As if Zoelner was reading his mind, he asked, “Who was that fuckass taking potshots at us? Kozlov? Did he get out of his restraints?”

When Chelsea skidded off the city streets and onto the road that would take them to the airport, Dan and Penni slammed into the back of the driver’s seat. Automatically, Dan’s hand went up to protect her head, which meant his shoulder took the brunt of the blow. The socket ached. His skin would most certainly be bruised. But he barely noticed either. All he cared about was that Penni didn’t sustain one more injury.

Another image of her face, stark white except where the blood stained it red, superimposed itself over the memory of his wife in the first seconds after her death.
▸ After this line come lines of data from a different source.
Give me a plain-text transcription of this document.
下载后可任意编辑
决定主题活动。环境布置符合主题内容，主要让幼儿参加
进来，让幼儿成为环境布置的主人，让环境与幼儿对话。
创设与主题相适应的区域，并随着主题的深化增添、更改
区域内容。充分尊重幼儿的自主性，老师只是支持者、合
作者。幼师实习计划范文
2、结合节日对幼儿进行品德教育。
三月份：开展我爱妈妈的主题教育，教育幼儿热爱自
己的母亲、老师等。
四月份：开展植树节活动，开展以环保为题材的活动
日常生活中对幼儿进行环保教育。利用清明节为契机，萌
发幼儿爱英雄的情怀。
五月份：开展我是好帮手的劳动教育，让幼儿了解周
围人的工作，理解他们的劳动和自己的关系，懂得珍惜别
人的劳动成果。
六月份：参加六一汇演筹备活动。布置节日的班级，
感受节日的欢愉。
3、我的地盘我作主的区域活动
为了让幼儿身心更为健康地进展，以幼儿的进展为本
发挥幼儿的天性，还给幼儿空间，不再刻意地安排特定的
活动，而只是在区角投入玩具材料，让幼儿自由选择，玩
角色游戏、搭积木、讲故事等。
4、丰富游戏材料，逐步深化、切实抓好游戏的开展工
But he was able to push the soul-shredding vision away before it got the better of him, before his stomach turned upside down and he lost his dinner, and before he was sucked back into that surreal in-between world where the past meshed with the present, and remorse sunk its teeth into him until all he wanted was a bottle—or two—of whiskey.
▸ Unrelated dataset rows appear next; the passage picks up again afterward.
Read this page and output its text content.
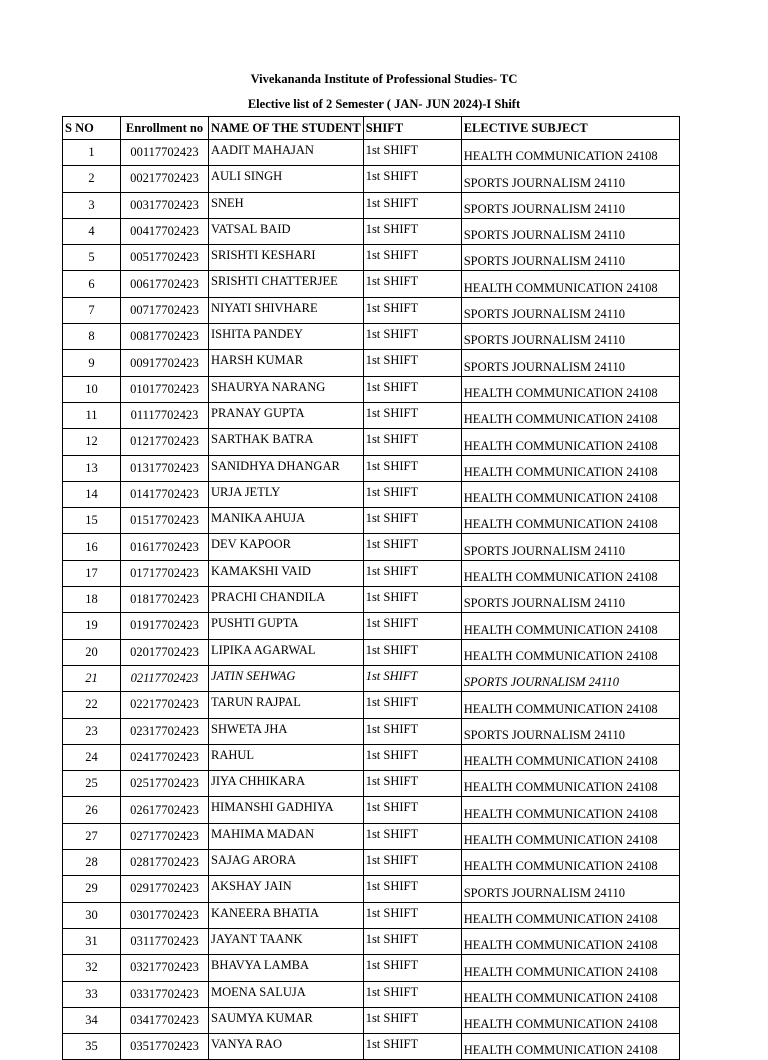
Vivekananda Institute of Professional Studies- TC
Elective list of 2 Semester ( JAN- JUN 2024)-I Shift
S NO	Enrollment no	NAME OF THE STUDENT	SHIFT	ELECTIVE SUBJECT
1	00117702423	AADIT MAHAJAN	1st SHIFT	HEALTH COMMUNICATION 24108
2	00217702423	AULI SINGH	1st SHIFT	SPORTS JOURNALISM 24110
3	00317702423	SNEH	1st SHIFT	SPORTS JOURNALISM 24110
4	00417702423	VATSAL BAID	1st SHIFT	SPORTS JOURNALISM 24110
5	00517702423	SRISHTI KESHARI	1st SHIFT	SPORTS JOURNALISM 24110
6	00617702423	SRISHTI CHATTERJEE	1st SHIFT	HEALTH COMMUNICATION 24108
7	00717702423	NIYATI SHIVHARE	1st SHIFT	SPORTS JOURNALISM 24110
8	00817702423	ISHITA PANDEY	1st SHIFT	SPORTS JOURNALISM 24110
9	00917702423	HARSH KUMAR	1st SHIFT	SPORTS JOURNALISM 24110
10	01017702423	SHAURYA NARANG	1st SHIFT	HEALTH COMMUNICATION 24108
11	01117702423	PRANAY GUPTA	1st SHIFT	HEALTH COMMUNICATION 24108
12	01217702423	SARTHAK BATRA	1st SHIFT	HEALTH COMMUNICATION 24108
13	01317702423	SANIDHYA DHANGAR	1st SHIFT	HEALTH COMMUNICATION 24108
14	01417702423	URJA JETLY	1st SHIFT	HEALTH COMMUNICATION 24108
15	01517702423	MANIKA AHUJA	1st SHIFT	HEALTH COMMUNICATION 24108
16	01617702423	DEV KAPOOR	1st SHIFT	SPORTS JOURNALISM 24110
17	01717702423	KAMAKSHI VAID	1st SHIFT	HEALTH COMMUNICATION 24108
18	01817702423	PRACHI CHANDILA	1st SHIFT	SPORTS JOURNALISM 24110
19	01917702423	PUSHTI GUPTA	1st SHIFT	HEALTH COMMUNICATION 24108
20	02017702423	LIPIKA AGARWAL	1st SHIFT	HEALTH COMMUNICATION 24108
21	02117702423	JATIN SEHWAG	1st SHIFT	SPORTS JOURNALISM 24110
22	02217702423	TARUN RAJPAL	1st SHIFT	HEALTH COMMUNICATION 24108
23	02317702423	SHWETA JHA	1st SHIFT	SPORTS JOURNALISM 24110
24	02417702423	RAHUL	1st SHIFT	HEALTH COMMUNICATION 24108
25	02517702423	JIYA CHHIKARA	1st SHIFT	HEALTH COMMUNICATION 24108
26	02617702423	HIMANSHI GADHIYA	1st SHIFT	HEALTH COMMUNICATION 24108
27	02717702423	MAHIMA MADAN	1st SHIFT	HEALTH COMMUNICATION 24108
28	02817702423	SAJAG ARORA	1st SHIFT	HEALTH COMMUNICATION 24108
29	02917702423	AKSHAY JAIN	1st SHIFT	SPORTS JOURNALISM 24110
30	03017702423	KANEERA BHATIA	1st SHIFT	HEALTH COMMUNICATION 24108
31	03117702423	JAYANT TAANK	1st SHIFT	HEALTH COMMUNICATION 24108
32	03217702423	BHAVYA LAMBA	1st SHIFT	HEALTH COMMUNICATION 24108
33	03317702423	MOENA SALUJA	1st SHIFT	HEALTH COMMUNICATION 24108
34	03417702423	SAUMYA KUMAR	1st SHIFT	HEALTH COMMUNICATION 24108
35	03517702423	VANYA RAO	1st SHIFT	HEALTH COMMUNICATION 24108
“Well?” Zoelner asked again. “Did anyone get a look at the shooter?”

“I didn’t see who it was,” Dan said. “But I doubt it was Kozlov. Unless—”

“Three minutes to ETA,” Chelsea interrupted, her usually husky tone now sharp with surging adrenaline.

Penni shifted against him, turning her head toward Zoelner. “But who else would it be if it wasn’t Kozlov?”

“You’re all idiots!” Winterfield snarled, holding his wounded arm and rocking slightly in the bucket seat like a guy in some serious pain…or one who was out of his ever-lovin’ mind. It was hard to tell the difference.

And for a man who’d sent the entire world into a tizzy, Luke Winterfield was remarkably…well, unremarkable. With mousy brown hair, a scraggly goatee, and wire-framed glasses, he certainly didn’t look like the kind of guy who would be the target of an international manhunt. Quite the contrary. He looked like he should be wearing a pocket protector and working for Google.

“You have no idea who you’re dealing with!” he finished, his voice cracking like a pubescent teenager’s.